The standing wave divides the condensate into approximately equal-sized clusters of atoms, each its own condensate. In the MIT experiment, for instance, the standing wave divides about 20,000 rubidium atoms into 10 groups of about 2,000, each suspended in a “well” between two zero points of the standing wave.

When outside forces act on the condensates, the laser trap keeps them from moving. But when the laser is turned off, the condensates expand, and their quantum state reflects the forces to which they were subjected. Shining a light through the cloud of atoms produces a visual pattern from which those forces can be calculated.

This technique has yielded highly accurate measurements of gravitational and inertial forces but the division of the condensate into separate clusters is not perfectly even. One well of the standing wave might contain, say, 1,950 atoms, and the one next to it 2,050. This imbalance yields differences in energy between wells that introduce errors into the final energy measurement, limiting its precision.

To solve this problem, the MIT method uses not one but two condensates as the starting point for its interferometer. And in addition to trapping the condensates with a laser, the researchers also subject them to a magnetic field. Both condensates consist of rubidium atoms, but with different “spins,” a quantum property that describes magnetic orientation. The standing wave segregates both groups of atoms, but only one of them—the spin-down atoms—feels the magnetic field. As a result, atoms in the other group—the spin-zero atoms—are free to move from well to well in the standing wave.

Since a relative excess of spin-down atoms in one well gives it a slight boost in energy, it knocks some of its spin-zero atoms into the neighboring wells. The spin-up atoms shuffle themselves around the standing wave until every well has the same number of atoms. At the end of the process, when the energies of the atoms are read out, the spin-zero atoms correct the imbalances between spin-down atoms.

A Bose-Einstein condensate is interesting because it exhibits relatively large-scale quantum effects, and quantum descriptions of physical systems generally reflect wave-particle duality—the fact that, at small enough scales, matter will exhibit behaviors characteristic of both particles and waves. The condensates in the MIT experiments can thus be thought of as waves, with their own wavelengths, amplitudes and phases.

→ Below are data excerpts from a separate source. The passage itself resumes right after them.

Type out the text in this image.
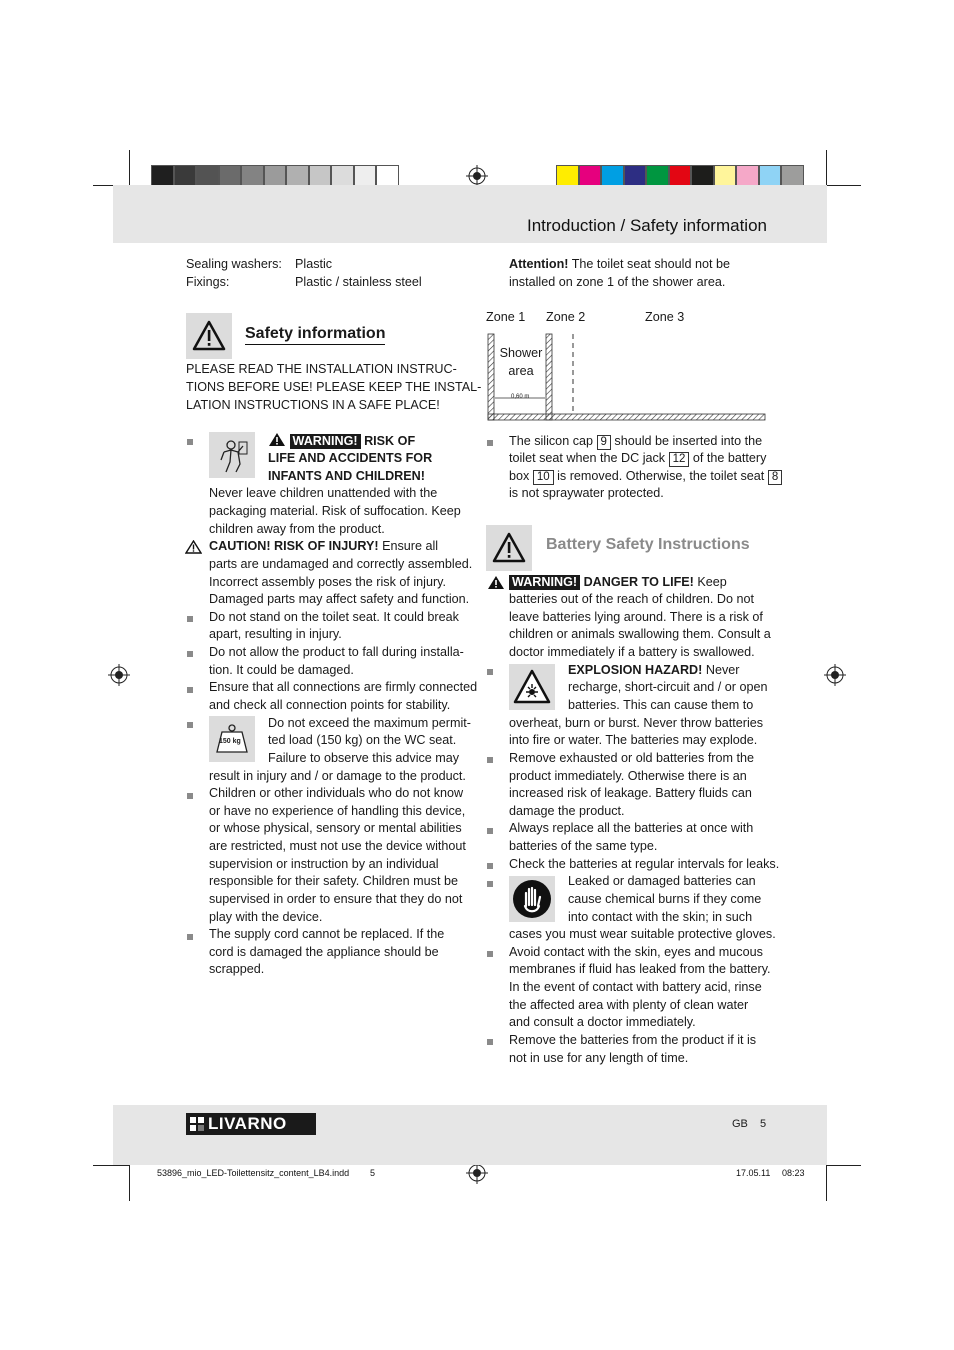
Introduction / Safety information
Sealing washers: Plastic
Fixings:	Plastic / stainless steel
Safety information
PLEASE READ THE INSTALLATION INSTRUC-
TIONS BEFORE USE! PLEASE KEEP THE INSTAL-
LATION INSTRUCTIONS IN A SAFE PLACE!
WARNING! RISK OF
LIFE AND ACCIDENTS FOR
INFANTS AND CHILDREN!
Never leave children unattended with the
packaging material. Risk of suffocation. Keep
children away from the product.
CAUTION! RISK OF INJURY! Ensure all
parts are undamaged and correctly assembled.
Incorrect assembly poses the risk of injury.
Damaged parts may affect safety and function.
Do not stand on the toilet seat. It could break
apart, resulting in injury.
Do not allow the product to fall during installa-
tion. It could be damaged.
Ensure that all connections are firmly connected
and check all connection points for stability.
150 kg
Do not exceed the maximum permit-
ted load (150 kg) on the WC seat.
Failure to observe this advice may
result in injury and / or damage to the product.
Children or other individuals who do not know
or have no experience of handling this device,
or whose physical, sensory or mental abilities
are restricted, must not use the device without
supervision or instruction by an individual
responsible for their safety. Children must be
supervised in order to ensure that they do not
play with the device.
The supply cord cannot be replaced. If the
cord is damaged the appliance should be
scrapped.
Attention! The toilet seat should not be
installed on zone 1 of the shower area.
Zone 1 Zone 2	Zone 3
Shower
area
0,60 m
The silicon cap 9 should be inserted into the
toilet seat when the DC jack 12 of the battery
box 10 is removed. Otherwise, the toilet seat 8
is not spraywater protected.
Battery Safety Instructions
WARNING! DANGER TO LIFE! Keep
batteries out of the reach of children. Do not
leave batteries lying around. There is a risk of
children or animals swallowing them. Consult a
doctor immediately if a battery is swallowed.
EXPLOSION HAZARD! Never
recharge, short-circuit and / or open
batteries. This can cause them to
overheat, burn or burst. Never throw batteries
into fire or water. The batteries may explode.
Remove exhausted or old batteries from the
product immediately. Otherwise there is an
increased risk of leakage. Battery fluids can
damage the product.
Always replace all the batteries at once with
batteries of the same type.
Check the batteries at regular intervals for leaks.
Leaked or damaged batteries can
cause chemical burns if they come
into contact with the skin; in such
cases you must wear suitable protective gloves.
Avoid contact with the skin, eyes and mucous
membranes if fluid has leaked from the battery.
In the event of contact with battery acid, rinse
the affected area with plenty of clean water
and consult a doctor immediately.
Remove the batteries from the product if it is
not in use for any length of time.
LIVARNO	GB 5
53896_mio_LED-Toilettensitz_content_LB4.indd 5	17.05.11 08:23
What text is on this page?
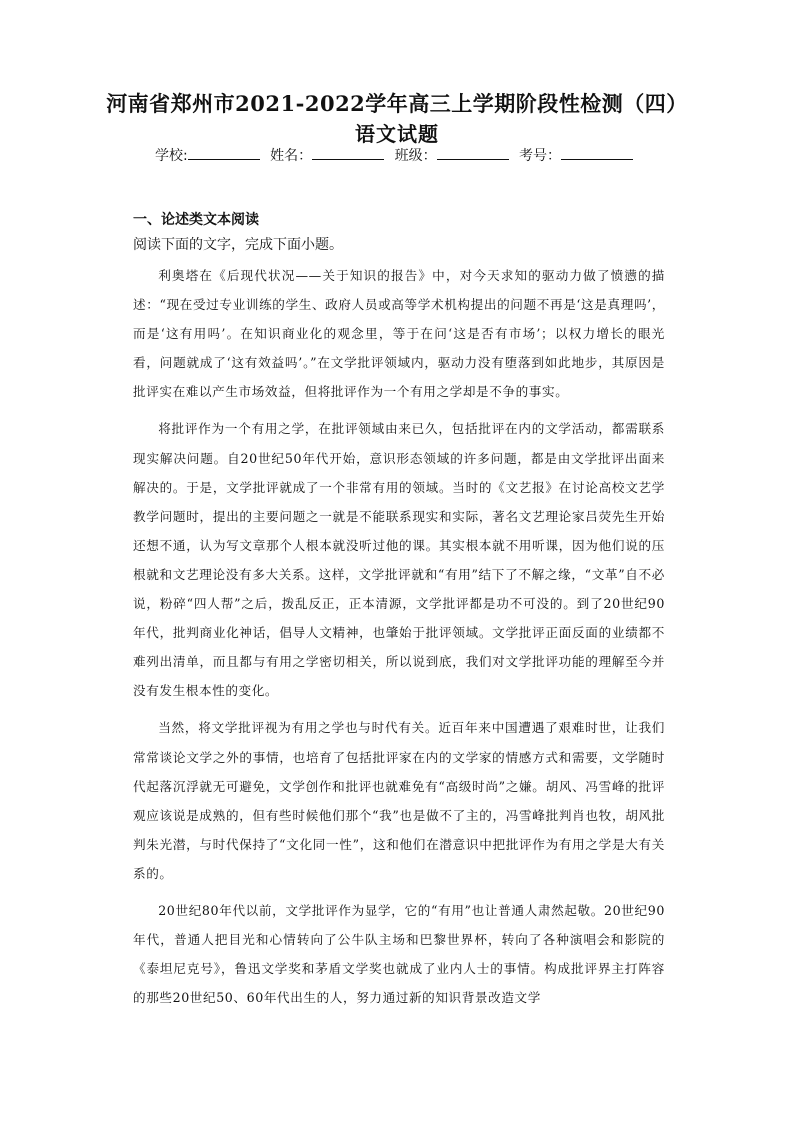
河南省郑州市2021-2022学年高三上学期阶段性检测（四）
语文试题
学校:	姓名：	班级：	考号：
一、论述类文本阅读
阅读下面的文字，完成下面小题。

利奥塔在《后现代状况——关于知识的报告》中，对今天求知的驱动力做了愤懑的描述：“现在受过专业训练的学生、政府人员或高等学术机构提出的问题不再是‘这是真理吗’，而是‘这有用吗’。在知识商业化的观念里，等于在问‘这是否有市场’；以权力增长的眼光看，问题就成了‘这有效益吗’。”在文学批评领域内，驱动力没有堕落到如此地步，其原因是批评实在难以产生市场效益，但将批评作为一个有用之学却是不争的事实。

将批评作为一个有用之学，在批评领域由来已久，包括批评在内的文学活动，都需联系现实解决问题。自20世纪50年代开始，意识形态领域的许多问题，都是由文学批评出面来解决的。于是，文学批评就成了一个非常有用的领域。当时的《文艺报》在讨论高校文艺学教学问题时，提出的主要问题之一就是不能联系现实和实际，著名文艺理论家吕荧先生开始还想不通，认为写文章那个人根本就没听过他的课。其实根本就不用听课，因为他们说的压根就和文艺理论没有多大关系。这样，文学批评就和“有用”结下了不解之缘，“文革”自不必说，粉碎“四人帮”之后，拨乱反正，正本清源，文学批评都是功不可没的。到了20世纪90年代，批判商业化神话，倡导人文精神，也肇始于批评领域。文学批评正面反面的业绩都不难列出清单，而且都与有用之学密切相关，所以说到底，我们对文学批评功能的理解至今并没有发生根本性的变化。

当然，将文学批评视为有用之学也与时代有关。近百年来中国遭遇了艰难时世，让我们常常谈论文学之外的事情，也培育了包括批评家在内的文学家的情感方式和需要，文学随时代起落沉浮就无可避免，文学创作和批评也就难免有“高级时尚”之嫌。胡风、冯雪峰的批评观应该说是成熟的，但有些时候他们那个“我”也是做不了主的，冯雪峰批判肖也牧，胡风批判朱光潜，与时代保持了“文化同一性”，这和他们在潜意识中把批评作为有用之学是大有关系的。

20世纪80年代以前，文学批评作为显学，它的“有用”也让普通人肃然起敬。20世纪90年代，普通人把目光和心情转向了公牛队主场和巴黎世界杯，转向了各种演唱会和影院的《泰坦尼克号》，鲁迅文学奖和茅盾文学奖也就成了业内人士的事情。构成批评界主打阵容的那些20世纪50、60年代出生的人，努力通过新的知识背景改造文学
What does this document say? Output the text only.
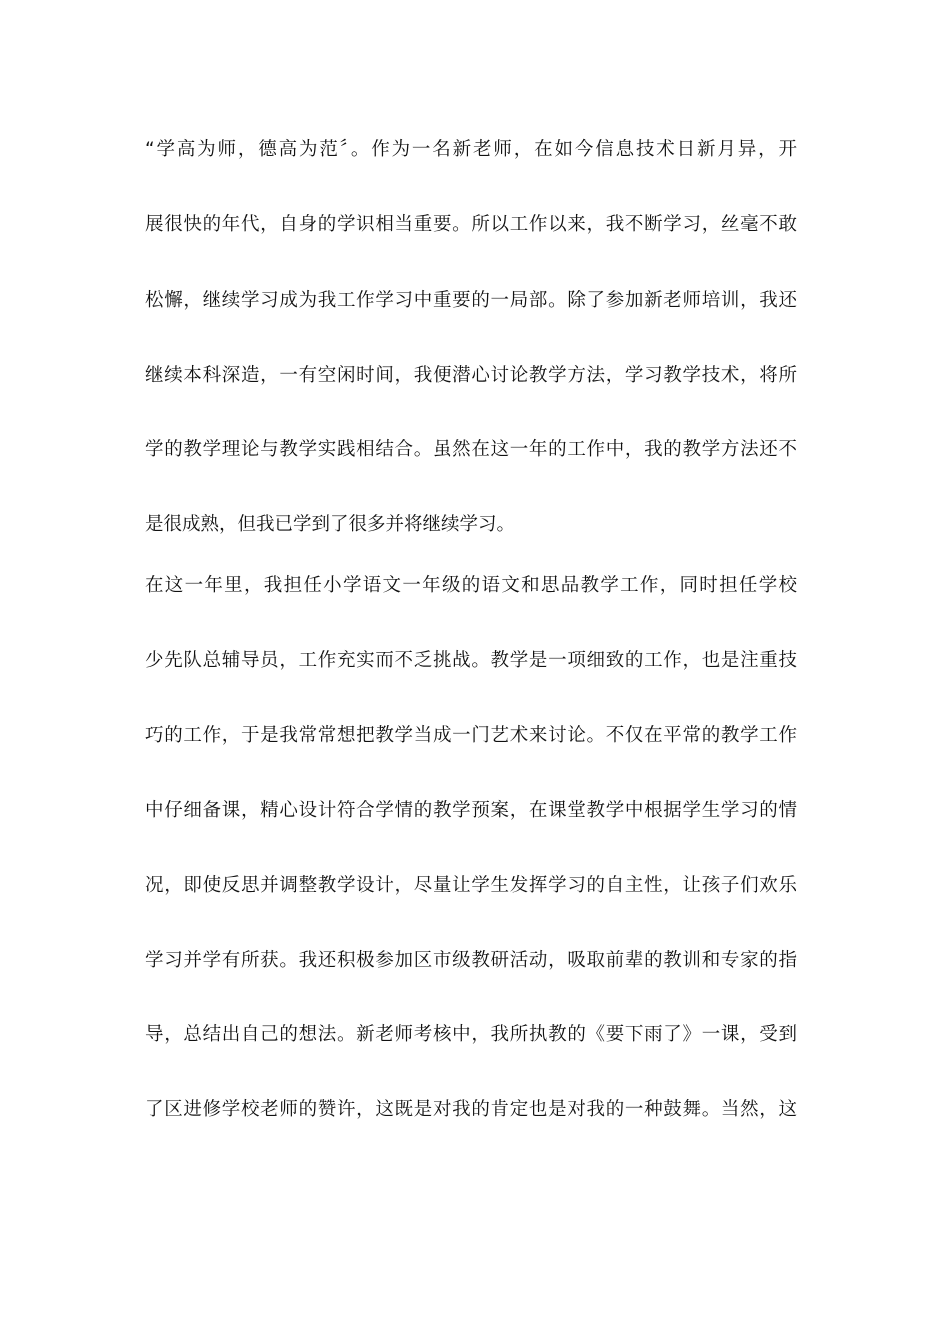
“学高为师，德高为范〞。作为一名新老师，在如今信息技术日新月异，开
展很快的年代，自身的学识相当重要。所以工作以来，我不断学习，丝毫不敢
松懈，继续学习成为我工作学习中重要的一局部。除了参加新老师培训，我还
继续本科深造，一有空闲时间，我便潜心讨论教学方法，学习教学技术，将所
学的教学理论与教学实践相结合。虽然在这一年的工作中，我的教学方法还不
是很成熟，但我已学到了很多并将继续学习。
在这一年里，我担任小学语文一年级的语文和思品教学工作，同时担任学校
少先队总辅导员，工作充实而不乏挑战。教学是一项细致的工作，也是注重技
巧的工作，于是我常常想把教学当成一门艺术来讨论。不仅在平常的教学工作
中仔细备课，精心设计符合学情的教学预案，在课堂教学中根据学生学习的情
况，即使反思并调整教学设计，尽量让学生发挥学习的自主性，让孩子们欢乐
学习并学有所获。我还积极参加区市级教研活动，吸取前辈的教训和专家的指
导，总结出自己的想法。新老师考核中，我所执教的《要下雨了》一课，受到
了区进修学校老师的赞许，这既是对我的肯定也是对我的一种鼓舞。当然，这
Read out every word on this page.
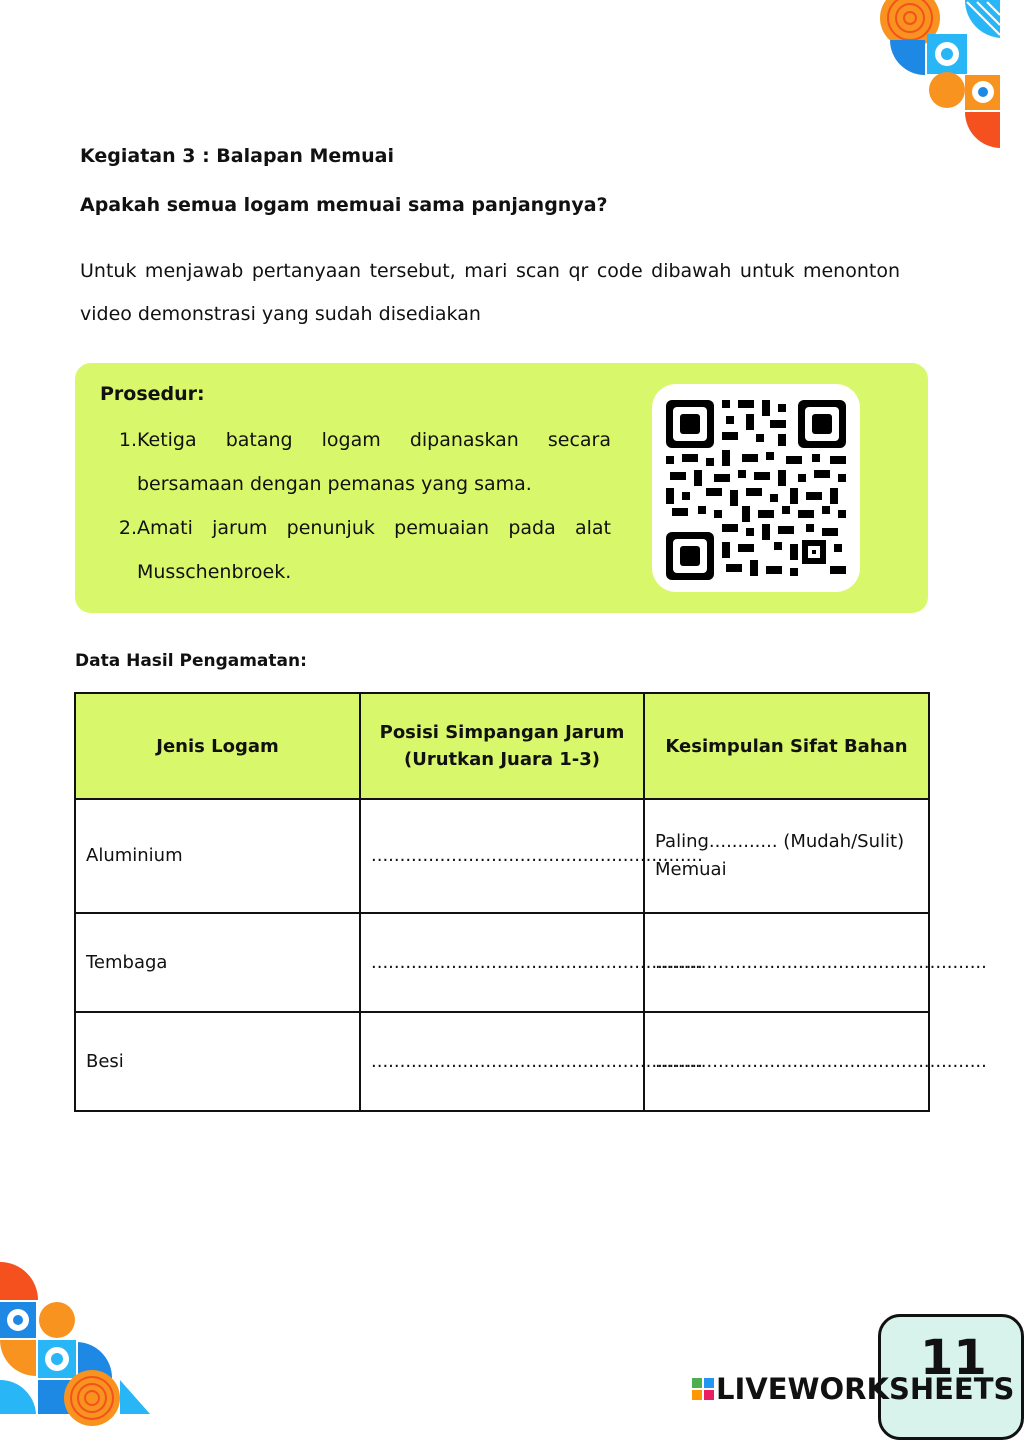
Kegiatan 3 : Balapan Memuai
Apakah semua logam memuai sama panjangnya?
Untuk menjawab pertanyaan tersebut, mari scan qr code dibawah untuk menonton video demonstrasi yang sudah disediakan
Prosedur:
1. Ketiga batang logam dipanaskan secara bersamaan dengan pemanas yang sama.
2. Amati jarum penunjuk pemuaian pada alat Musschenbroek.
Data Hasil Pengamatan:
Jenis Logam	Posisi Simpangan Jarum (Urutkan Juara 1-3)	Kesimpulan Sifat Bahan
Aluminium	..........................................................	Paling............ (Mudah/Sulit) Memuai
Tembaga	..........................................................	..........................................................
Besi	..........................................................	..........................................................
11
LIVEWORKSHEETS
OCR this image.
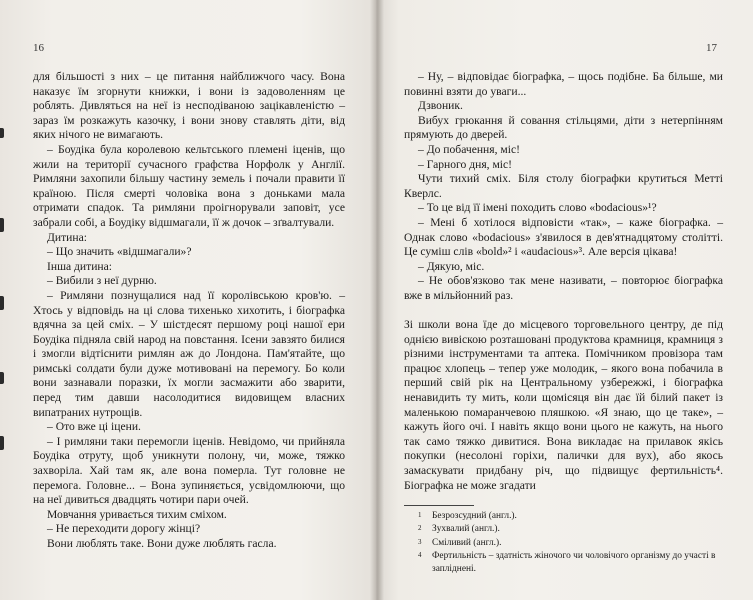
16

для більшості з них – це питання найближчого часу. Вона наказує їм згорнути книжки, і вони із задоволенням це роблять. Дивляться на неї із несподіваною зацікавленістю – зараз їм розкажуть казочку, і вони знову ставлять діти, від яких нічого не вимагають.

– Боудіка була королевою кельтського племені іценів, що жили на території сучасного графства Норфолк у Англії. Римляни захопили більшу частину земель і почали правити її країною. Після смерті чоловіка вона з доньками мала отримати спадок. Та римляни проігнорували заповіт, усе забрали собі, а Боудіку відшмагали, її ж дочок – зґвалтували.

Дитина:

– Що значить «відшмагали»?

Інша дитина:

– Вибили з неї дурню.

– Римляни познущалися над її королівською кров'ю. – Хтось у відповідь на ці слова тихенько хихотить, і біографка вдячна за цей сміх. – У шістдесят першому році нашої ери Боудіка підняла свій народ на повстання. Ісени завзято билися і змогли відтіснити римлян аж до Лондона. Пам'ятайте, що римські солдати були дуже мотивовані на перемогу. Бо коли вони зазнавали поразки, їх могли засмажити або зварити, перед тим давши насолодитися видовищем власних випатраних нутрощів.

– Ото вже ці іцени.

– І римляни таки перемогли іценів. Невідомо, чи прийняла Боудіка отруту, щоб уникнути полону, чи, може, тяжко захворіла. Хай там як, але вона померла. Тут головне не перемога. Головне... – Вона зупиняється, усвідомлюючи, що на неї дивиться двадцять чотири пари очей.

Мовчання уривається тихим сміхом.

– Не переходити дорогу жінці?

Вони люблять таке. Вони дуже люблять гасла.

17

– Ну, – відповідає біографка, – щось подібне. Ба більше, ми повинні взяти до уваги...

Дзвоник.

Вибух грюкання й совання стільцями, діти з нетерпінням прямують до дверей.

– До побачення, міс!

– Гарного дня, міс!

Чути тихий сміх. Біля столу біографки крутиться Метті Кверлс.

– То це від її імені походить слово «bodacious»¹?

– Мені б хотілося відповісти «так», – каже біографка. – Однак слово «bodacious» з'явилося в дев'ятнадцятому столітті. Це суміш слів «bold»² і «audacious»³. Але версія цікава!

– Дякую, міс.

– Не обов'язково так мене називати, – повторює біографка вже в мільйонний раз.

Зі школи вона їде до місцевого торговельного центру, де під однією вивіскою розташовані продуктова крамниця, крамниця з різними інструментами та аптека. Помічником провізора там працює хлопець – тепер уже молодик, – якого вона побачила в перший свій рік на Центральному узбережжі, і біографка ненавидить ту мить, коли щомісяця він дає їй білий пакет із маленькою помаранчевою пляшкою. «Я знаю, що це таке», – кажуть його очі. І навіть якщо вони цього не кажуть, на нього так само тяжко дивитися. Вона викладає на прилавок якісь покупки (несолоні горіхи, палички для вух), або якось замаскувати придбану річ, що підвищує фертильність⁴. Біографка не може згадати

1	Безрозсудний (англ.).
2	Зухвалий (англ.).
3	Сміливий (англ.).
4	Фертильність – здатність жіночого чи чоловічого організму до участі в запліднені.
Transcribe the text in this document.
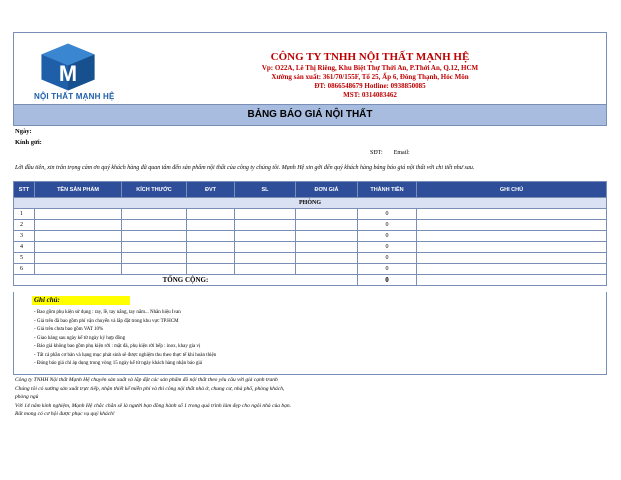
M
NỘI THẤT MẠNH HỆ
CÔNG TY TNHH NỘI THẤT MẠNH HỆ
Vp: O22A, Lê Thị Riêng, Khu Biệt Thự Thới An, P.Thới An, Q.12, HCM
Xưởng sản xuất: 361/70/155F, Tổ 25, Ấp 6, Đông Thạnh, Hóc Môn
ĐT: 0866548679 Hotline: 0938850085
MST: 0314083462
BẢNG BÁO GIÁ NỘI THẤT
Ngày:
Kính gửi:
SĐT: Email:
Lời đầu tiên, xin trân trọng cảm ơn quý khách hàng đã quan tâm đến sản phẩm nội thất của công ty chúng tôi. Mạnh Hệ xin gởi đến quý khách hàng bảng báo giá nội thất với chi tiết như sau.
STT	TÊN SẢN PHẨM	KÍCH THƯỚC	ĐVT	SL	ĐƠN GIÁ	THÀNH TIỀN	GHI CHÚ
PHÒNG							
1						0	
2						0	
3						0	
4						0	
5						0	
6						0	
TỔNG CỘNG:						0	
Ghi chú:
- Bao gồm phụ kiện sử dụng : ray, lề, tay nắng, tay nắm... Nhãn hiệu Ivan
- Giá trên đã bao gồm phí vận chuyển và lắp đặt trong khu vực TP.HCM
- Giá trên chưa bao gồm VAT 10%
- Giao hàng sau ngày kể từ ngày ký hợp đồng
- Báo giá không bao gồm phụ kiện rời : mặt đá, phụ kiện rời bếp : inox, khay gia vị
- Tất cả phần cơ bản và hạng mục phát sinh sẽ được nghiệm thu theo thực tế khi hoàn thiện
- Đúng báo giá chỉ áp dụng trong vòng 15 ngày kể từ ngày khách hàng nhận báo giá
Công ty TNHH Nội thất Mạnh Hệ chuyên sản xuất và lắp đặt các sản phẩm đồ nội thất theo yêu cầu với giá cạnh tranh
Chúng tôi có xưởng sản xuất trực tiếp, nhận thiết kế miễn phí và thi công nội thất nhà ở, chung cư, nhà phố, phòng khách,
phòng ngủ
Với 14 năm kinh nghiệm, Mạnh Hệ chắc chắn sẽ là người bạn đồng hành số 1 trong quá trình làm đẹp cho ngôi nhà của bạn.
Rất mong có cơ hội được phục vụ quý khách!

In atom interferometry, the clusters of atoms trapped by the laser must all be in phase, meaning that the troughs and crests of their waves are aligned. The MIT team showed that its “shielding” method kept the condensates in phase much longer than was previously possible, a result that should improve the accuracy of atom interferometry, according to the researchers.

“One of the great expectations for Bose-Einstein condensates [BECs], which was highlighted in the Nobel citation, was that they would lead to applications,” says Dominik Schneble, an associate professor of physics at Stony Brook University. “And one of those applications is atom interferometry. But interactions between BECs basically give rise to de-phasing, which cannot be very well-controlled. One approach has been to turn the interactions off. In certain elements, one can do this very well. But it’s not a universal property. What they are doing in this paper is they’re saying, ‘We accept the fact that the interactions are there, but we are using interactions such that it’s not only not a problem but also solves other problems.’ It’s very elegant and very clever. It fits the situation like a natural glove.”

William Burton, an MIT graduate student in physics, is first author on the paper. He is joined by his advisor, professor of physics Wolfgang Ketterle, who won the 2001 Nobel Prize in physics for his pioneering work on Bose-Einstein condensates; Colin Kennedy and Woo Chang Chung, both graduate students in physics; Wenlan Chen, a postdoc at MIT’s Research Laboratory of Electronics; and Samarth Vadia, an undergraduate physics major. All are members of the MIT-Harvard Center for Ultracold Atoms, which Ketterle directs.